Although intended to be the heart of the matter, the actual discussion of the New Testament resurrection accounts is surprisingly brief. There are nine pages recounting the contents of each gospel, then eight pages of discussion with a chart. (As with the rest of the book, these are small pages with rather large print). Additional pages are devoted to the resurrection in Acts, Paul, and the rest of the New Testament. He notes the differences in the sequence of events, identities of participants, and the number and location of appearances. But rather than spend much time inquiring into the reasons for such differences, including the possible use of literary devices such as telescoping, the use of different sources or the influence of different apologetic purposes, Vermes concludes that such evidence does not satisfy the rules of a legal or scientific inquiry. Which may be true, I suppose, but tells us little about what a historical inquiry should yield.

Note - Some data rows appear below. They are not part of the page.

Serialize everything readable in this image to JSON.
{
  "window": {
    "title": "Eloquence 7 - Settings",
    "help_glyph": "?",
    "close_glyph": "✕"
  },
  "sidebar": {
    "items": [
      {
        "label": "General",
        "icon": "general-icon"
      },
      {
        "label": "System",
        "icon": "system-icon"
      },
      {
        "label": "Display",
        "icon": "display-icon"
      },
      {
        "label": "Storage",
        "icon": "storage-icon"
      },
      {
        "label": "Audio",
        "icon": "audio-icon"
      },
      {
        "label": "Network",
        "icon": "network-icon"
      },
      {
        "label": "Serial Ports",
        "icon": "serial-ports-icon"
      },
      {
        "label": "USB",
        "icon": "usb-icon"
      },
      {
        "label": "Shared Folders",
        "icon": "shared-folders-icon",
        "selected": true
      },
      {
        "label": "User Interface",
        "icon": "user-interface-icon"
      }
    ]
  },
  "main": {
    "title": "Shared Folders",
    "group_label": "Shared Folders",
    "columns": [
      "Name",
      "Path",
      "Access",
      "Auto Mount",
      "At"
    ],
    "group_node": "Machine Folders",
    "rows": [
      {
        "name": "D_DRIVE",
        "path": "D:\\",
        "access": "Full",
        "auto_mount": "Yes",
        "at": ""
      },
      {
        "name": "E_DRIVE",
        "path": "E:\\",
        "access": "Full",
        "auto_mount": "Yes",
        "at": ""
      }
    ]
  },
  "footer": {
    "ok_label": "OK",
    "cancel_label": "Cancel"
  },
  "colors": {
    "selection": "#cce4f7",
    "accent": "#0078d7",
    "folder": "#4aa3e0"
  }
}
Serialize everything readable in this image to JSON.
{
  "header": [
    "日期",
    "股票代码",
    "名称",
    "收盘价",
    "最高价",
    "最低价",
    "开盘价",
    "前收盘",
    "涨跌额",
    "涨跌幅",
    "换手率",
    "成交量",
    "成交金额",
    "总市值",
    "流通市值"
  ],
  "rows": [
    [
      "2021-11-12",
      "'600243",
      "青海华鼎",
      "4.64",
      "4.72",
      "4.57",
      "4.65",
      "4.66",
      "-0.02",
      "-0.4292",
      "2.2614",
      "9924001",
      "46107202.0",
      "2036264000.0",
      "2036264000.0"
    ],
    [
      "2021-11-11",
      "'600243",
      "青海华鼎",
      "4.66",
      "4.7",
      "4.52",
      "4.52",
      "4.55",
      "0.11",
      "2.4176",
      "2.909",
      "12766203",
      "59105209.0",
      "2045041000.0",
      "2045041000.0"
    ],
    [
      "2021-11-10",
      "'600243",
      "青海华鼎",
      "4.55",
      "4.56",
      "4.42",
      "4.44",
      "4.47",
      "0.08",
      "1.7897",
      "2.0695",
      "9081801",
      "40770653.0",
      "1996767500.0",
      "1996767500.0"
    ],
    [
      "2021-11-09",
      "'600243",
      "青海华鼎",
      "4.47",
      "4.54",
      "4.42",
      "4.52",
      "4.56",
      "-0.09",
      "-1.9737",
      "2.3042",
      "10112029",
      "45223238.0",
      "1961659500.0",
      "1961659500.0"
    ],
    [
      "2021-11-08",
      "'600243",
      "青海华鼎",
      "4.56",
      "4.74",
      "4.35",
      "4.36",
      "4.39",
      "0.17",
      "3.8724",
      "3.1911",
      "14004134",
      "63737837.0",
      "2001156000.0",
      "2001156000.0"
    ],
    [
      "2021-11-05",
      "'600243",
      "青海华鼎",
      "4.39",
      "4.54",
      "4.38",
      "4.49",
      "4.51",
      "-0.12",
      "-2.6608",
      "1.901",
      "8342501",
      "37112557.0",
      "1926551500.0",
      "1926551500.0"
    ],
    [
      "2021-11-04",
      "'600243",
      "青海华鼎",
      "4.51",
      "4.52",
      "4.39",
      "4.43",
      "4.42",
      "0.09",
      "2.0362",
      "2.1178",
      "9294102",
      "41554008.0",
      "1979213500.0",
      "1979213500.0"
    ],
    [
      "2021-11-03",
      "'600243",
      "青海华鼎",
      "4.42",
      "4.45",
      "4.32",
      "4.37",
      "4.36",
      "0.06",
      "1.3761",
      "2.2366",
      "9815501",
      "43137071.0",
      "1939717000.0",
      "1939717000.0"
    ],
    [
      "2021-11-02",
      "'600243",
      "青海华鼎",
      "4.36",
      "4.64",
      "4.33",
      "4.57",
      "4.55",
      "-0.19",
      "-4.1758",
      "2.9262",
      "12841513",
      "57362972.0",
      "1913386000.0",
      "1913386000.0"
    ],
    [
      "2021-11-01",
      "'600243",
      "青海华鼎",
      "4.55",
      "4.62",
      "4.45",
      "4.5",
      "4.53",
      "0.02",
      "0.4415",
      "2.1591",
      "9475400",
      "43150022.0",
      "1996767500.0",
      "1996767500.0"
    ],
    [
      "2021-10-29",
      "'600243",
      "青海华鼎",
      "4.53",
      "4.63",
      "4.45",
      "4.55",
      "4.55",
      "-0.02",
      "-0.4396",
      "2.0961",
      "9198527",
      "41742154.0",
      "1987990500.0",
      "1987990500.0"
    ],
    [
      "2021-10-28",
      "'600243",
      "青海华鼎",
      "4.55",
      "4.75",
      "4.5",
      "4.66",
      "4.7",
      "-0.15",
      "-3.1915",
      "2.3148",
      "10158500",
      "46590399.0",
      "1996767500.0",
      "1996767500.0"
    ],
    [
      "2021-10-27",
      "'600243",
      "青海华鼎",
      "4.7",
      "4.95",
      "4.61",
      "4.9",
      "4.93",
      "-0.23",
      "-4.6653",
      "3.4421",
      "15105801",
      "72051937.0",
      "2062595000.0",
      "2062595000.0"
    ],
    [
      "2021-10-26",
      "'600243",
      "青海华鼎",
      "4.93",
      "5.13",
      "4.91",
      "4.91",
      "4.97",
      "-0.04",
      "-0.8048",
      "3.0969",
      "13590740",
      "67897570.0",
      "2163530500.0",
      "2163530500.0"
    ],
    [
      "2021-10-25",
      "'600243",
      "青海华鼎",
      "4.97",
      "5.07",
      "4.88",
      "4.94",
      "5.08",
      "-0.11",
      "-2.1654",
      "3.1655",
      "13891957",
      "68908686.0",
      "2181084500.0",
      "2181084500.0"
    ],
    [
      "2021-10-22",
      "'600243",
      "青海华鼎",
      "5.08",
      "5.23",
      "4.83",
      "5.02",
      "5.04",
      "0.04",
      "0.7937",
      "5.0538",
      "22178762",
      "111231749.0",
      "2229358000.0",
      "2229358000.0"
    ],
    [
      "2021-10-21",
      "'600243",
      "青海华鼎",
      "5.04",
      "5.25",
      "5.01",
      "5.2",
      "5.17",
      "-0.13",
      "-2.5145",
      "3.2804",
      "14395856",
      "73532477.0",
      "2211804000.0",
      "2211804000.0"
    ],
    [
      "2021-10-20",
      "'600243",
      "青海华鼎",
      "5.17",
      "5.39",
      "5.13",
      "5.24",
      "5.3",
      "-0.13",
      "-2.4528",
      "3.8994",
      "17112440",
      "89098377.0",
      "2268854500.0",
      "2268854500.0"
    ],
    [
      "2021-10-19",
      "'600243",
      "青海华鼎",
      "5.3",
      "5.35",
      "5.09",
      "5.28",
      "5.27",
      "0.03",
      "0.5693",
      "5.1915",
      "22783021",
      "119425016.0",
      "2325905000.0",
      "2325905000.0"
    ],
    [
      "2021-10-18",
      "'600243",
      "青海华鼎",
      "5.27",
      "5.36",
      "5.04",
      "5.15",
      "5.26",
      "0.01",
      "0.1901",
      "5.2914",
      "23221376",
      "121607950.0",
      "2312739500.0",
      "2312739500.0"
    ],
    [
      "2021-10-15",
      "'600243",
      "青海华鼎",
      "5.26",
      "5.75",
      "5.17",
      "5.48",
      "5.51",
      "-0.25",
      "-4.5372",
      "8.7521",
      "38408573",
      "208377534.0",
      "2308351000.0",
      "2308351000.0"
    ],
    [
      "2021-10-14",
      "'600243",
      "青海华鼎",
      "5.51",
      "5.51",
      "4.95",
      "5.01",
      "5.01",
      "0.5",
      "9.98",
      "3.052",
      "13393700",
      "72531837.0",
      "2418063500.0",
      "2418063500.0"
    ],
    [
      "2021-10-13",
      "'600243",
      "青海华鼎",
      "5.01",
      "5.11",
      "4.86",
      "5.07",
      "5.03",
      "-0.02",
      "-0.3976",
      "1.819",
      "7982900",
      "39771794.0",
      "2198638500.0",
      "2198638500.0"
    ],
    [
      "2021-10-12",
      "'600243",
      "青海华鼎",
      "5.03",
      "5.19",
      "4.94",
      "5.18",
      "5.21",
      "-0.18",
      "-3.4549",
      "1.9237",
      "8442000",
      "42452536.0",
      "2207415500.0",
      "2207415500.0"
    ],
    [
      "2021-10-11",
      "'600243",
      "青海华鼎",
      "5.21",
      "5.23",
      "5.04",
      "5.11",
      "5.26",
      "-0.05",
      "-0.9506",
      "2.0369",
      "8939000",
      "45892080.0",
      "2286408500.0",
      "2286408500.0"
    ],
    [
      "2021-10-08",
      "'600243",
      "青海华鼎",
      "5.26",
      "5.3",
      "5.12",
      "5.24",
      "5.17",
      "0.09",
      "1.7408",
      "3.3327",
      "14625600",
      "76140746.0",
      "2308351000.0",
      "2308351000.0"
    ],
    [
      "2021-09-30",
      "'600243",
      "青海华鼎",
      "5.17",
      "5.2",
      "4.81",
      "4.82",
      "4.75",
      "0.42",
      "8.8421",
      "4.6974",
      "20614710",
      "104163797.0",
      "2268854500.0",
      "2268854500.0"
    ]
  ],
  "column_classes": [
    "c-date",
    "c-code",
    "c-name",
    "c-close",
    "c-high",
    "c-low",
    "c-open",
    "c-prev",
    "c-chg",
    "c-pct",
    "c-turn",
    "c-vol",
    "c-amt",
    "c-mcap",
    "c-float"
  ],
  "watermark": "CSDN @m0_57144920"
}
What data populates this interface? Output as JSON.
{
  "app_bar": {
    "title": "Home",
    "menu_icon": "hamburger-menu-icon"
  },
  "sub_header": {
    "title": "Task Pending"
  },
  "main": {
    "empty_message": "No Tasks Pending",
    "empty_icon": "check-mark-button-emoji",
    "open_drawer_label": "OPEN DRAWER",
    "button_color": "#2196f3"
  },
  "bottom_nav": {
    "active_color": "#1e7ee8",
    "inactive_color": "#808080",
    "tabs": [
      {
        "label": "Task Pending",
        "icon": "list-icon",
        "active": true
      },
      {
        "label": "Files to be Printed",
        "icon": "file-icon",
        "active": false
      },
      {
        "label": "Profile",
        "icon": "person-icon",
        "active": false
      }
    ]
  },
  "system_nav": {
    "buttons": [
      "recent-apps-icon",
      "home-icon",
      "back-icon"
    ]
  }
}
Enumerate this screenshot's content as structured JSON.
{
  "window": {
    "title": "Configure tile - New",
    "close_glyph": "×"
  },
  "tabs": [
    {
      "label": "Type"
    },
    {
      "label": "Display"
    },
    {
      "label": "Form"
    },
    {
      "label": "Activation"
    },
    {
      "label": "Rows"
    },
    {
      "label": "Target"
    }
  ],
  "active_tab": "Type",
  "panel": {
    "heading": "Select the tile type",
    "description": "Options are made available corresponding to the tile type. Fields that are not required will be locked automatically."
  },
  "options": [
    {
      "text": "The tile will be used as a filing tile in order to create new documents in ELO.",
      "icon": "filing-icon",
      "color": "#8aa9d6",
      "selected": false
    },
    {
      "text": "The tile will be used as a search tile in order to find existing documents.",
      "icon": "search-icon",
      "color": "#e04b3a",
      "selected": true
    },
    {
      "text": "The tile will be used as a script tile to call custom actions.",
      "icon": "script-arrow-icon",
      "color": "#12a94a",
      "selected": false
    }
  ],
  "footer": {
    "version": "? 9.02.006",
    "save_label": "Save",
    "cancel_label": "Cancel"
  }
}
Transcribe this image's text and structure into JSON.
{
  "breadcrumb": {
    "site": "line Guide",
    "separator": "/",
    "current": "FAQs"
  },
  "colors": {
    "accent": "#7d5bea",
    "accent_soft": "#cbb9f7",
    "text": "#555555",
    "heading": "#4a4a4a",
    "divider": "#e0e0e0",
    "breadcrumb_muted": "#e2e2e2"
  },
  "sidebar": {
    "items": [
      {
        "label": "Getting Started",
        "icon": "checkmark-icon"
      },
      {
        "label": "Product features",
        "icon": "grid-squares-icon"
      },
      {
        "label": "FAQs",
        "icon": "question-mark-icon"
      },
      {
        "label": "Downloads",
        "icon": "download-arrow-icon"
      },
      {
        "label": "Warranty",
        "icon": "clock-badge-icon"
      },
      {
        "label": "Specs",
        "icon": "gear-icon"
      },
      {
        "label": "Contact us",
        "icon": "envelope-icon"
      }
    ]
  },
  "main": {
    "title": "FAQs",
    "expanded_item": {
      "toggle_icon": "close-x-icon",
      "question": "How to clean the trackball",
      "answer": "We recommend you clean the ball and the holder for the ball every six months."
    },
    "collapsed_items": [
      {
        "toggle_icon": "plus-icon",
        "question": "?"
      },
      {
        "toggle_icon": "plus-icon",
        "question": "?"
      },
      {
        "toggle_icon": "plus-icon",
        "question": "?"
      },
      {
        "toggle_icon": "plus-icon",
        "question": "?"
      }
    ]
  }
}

Despite his misgivings, Vermes seems to accept the historicity of the empty tomb and the fact that some sort of appearances occurred. He explores alternative theories, such as the wrong tomb, stolen body, and not-really-dead theories, and finds them all lacking as historical explanations. So just what does Vermes think happened? I still do not know for sure. His epilogue is titled, “Resurrection in the Hearts of Men.” He admits that Jesus’ followers experienced a powerful mystical event that caused them to proclaim the gospel with authority. His theory seems to be that these two factors combined to spur them on to proclaiming the gospel, and that when their newfound missionary activities were successful, their doubts eased and Jesus was resurrected in their hearts. This seems to put the cart before the horse and fails to offer an explanation for the empty tomb and the resurrection appearances in the first instance. It also leaves unexplained Paul’s encounter with the risen Jesus. Finally, it fails to explain why Jesus’ followers would have interpreted these events as a resurrection rather than some other event -- such as an assumption into heaven. This last issue is one of the crucial historical questions surrounding Jesus’ reported resurrection and the absence of any serious exploration of it is a substantial omission.
There are many books on the resurrection of comparable length that would, in my opinion, be more beneficial. For a Jewish perspective -- which accepts the historicity of the resurrection but rejects Jesus’ messiahship -- there is Pinchas Lapide’s The Resurrection of Jesus, A Jewish Perspective. For a Christian defense of the historicity of the resurrection, there is William L. Craig’s The Son Rises or George E. Ladd’s I Believe in the Resurrection of Jesus. Another slightly longer and somewhat dated, but more neutral book is C.F. Evans’ Resurrection and the New Testament. For a highly readable debate between a believer and skeptic, check out Jesus’ Resurrection, Fact of Fiction: A Debate Between William L. Craig & Gerd Ludemann.